Estamos numa quinta-feira da primavera de 1954. São quatro da manhã e o despertador toca na casa de Gebran Sabbag, 22 anos, que precisa acordar para fazer a primeira tarefa do dia. Ele lembra que ficou acordado até duas da madrugada tocando numa boate, mas assim mesmo levanta-se resignado.
Gebran mora com os pais, os irmãos e a avó paterna, numa casa de dois pavimentos na Inácio Lustosa, 932. A essa hora nenhum de seus cinco irmãos está de pé. Ele sai em silêncio do quarto que divide com o irmão Thomé, que estuda para o vestibular, e desce para o piso inferior. Caso tivesse tempo, daria mais atenção a Pinóquio, um pequeno cachorro branco e peludo, de raça misteriosa, com uma mancha marrom no olho.
Nem pára para tomar café. Pega o Renault Prairie da família e parte rua abaixo. Aspira o aroma intenso das magnólias. Ah, estão voltando as flores, salve grande Paulo Soledade!
A rua está bem iluminada. Deus abençoe o major Ney Braga, prefeito recém¬eleito, que distribui lâmpadas de 150W por toda parte, até no esquecido distrito de Santa Felicidade. Os postes de madeira têm uns 20cm de lado e seis metros de altura.
Gebran dobra na Trajano Reis, segue célere pela rua do Rosário, cruza a praça Tiradentes sem deixar de notar que os dois relógios da Catedral estão em sintonia, coisa que raramente acontece. Entra na XV de Novembro, por onde passam poucos veículos. Junto com a Barão do Rio Branco, e poucas outras, exibe piso de asfalto. No resto do centro o pavimento é de paralelepípedo – chamado duquim.) Pára no número 420. Pronto. Está na Panificadora Curitibana, onde é gerente do forno e gestor do estoque de farinha de trigo.

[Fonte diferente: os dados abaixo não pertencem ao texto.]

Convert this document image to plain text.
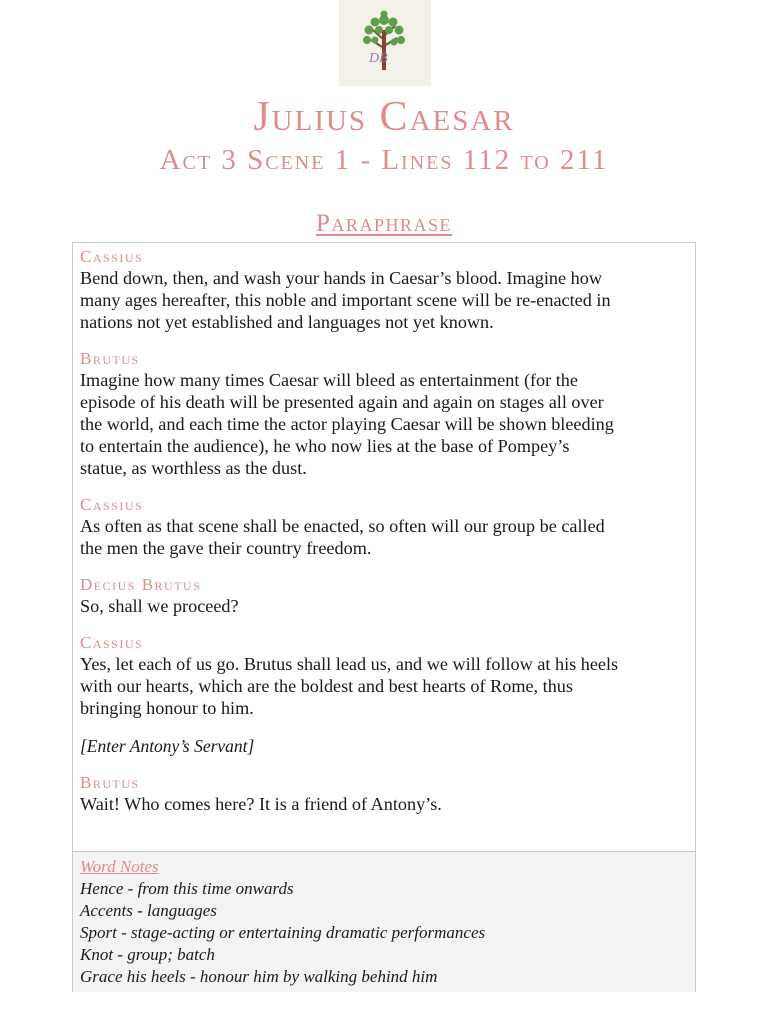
DB
Julius Caesar
Act 3 Scene 1 - Lines 112 to 211
Paraphrase
Cassius
Bend down, then, and wash your hands in Caesar’s blood. Imagine how
many ages hereafter, this noble and important scene will be re-enacted in
nations not yet established and languages not yet known.
Brutus
Imagine how many times Caesar will bleed as entertainment (for the
episode of his death will be presented again and again on stages all over
the world, and each time the actor playing Caesar will be shown bleeding
to entertain the audience), he who now lies at the base of Pompey’s
statue, as worthless as the dust.
Cassius
As often as that scene shall be enacted, so often will our group be called
the men the gave their country freedom.
Decius Brutus
So, shall we proceed?
Cassius
Yes, let each of us go. Brutus shall lead us, and we will follow at his heels
with our hearts, which are the boldest and best hearts of Rome, thus
bringing honour to him.
[Enter Antony’s Servant]
Brutus
Wait! Who comes here? It is a friend of Antony’s.
Word Notes
Hence - from this time onwards
Accents - languages
Sport - stage-acting or entertaining dramatic performances
Knot - group; batch
Grace his heels - honour him by walking behind him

Antes que Gebran inicie sua rotina diária convém constatar que não é todo
o dia que o Renault está à sua disposição. E sem o carro seu caminho fica muito mais interessante. Virando na rua Parnaíba, ele logo chega à Jaime Reis, onde encontra o que considera a coisa mais linda daqueles tempos – os colonos.
Eles vêm de Santa Felicidade, a carrocinha cheia de produtos agrícolas. No Largo da Ordem, uns ficam cuidando dos cavalos que tomam água no bebedouro, outros seguem para o centro comercial para comprar ferragens e tecidos. Lindo era o som dos colonos. “Quer comprar guelinha, ovos, rrrepolho, fijon?”. Suas vozes têm harmonias inesperadas.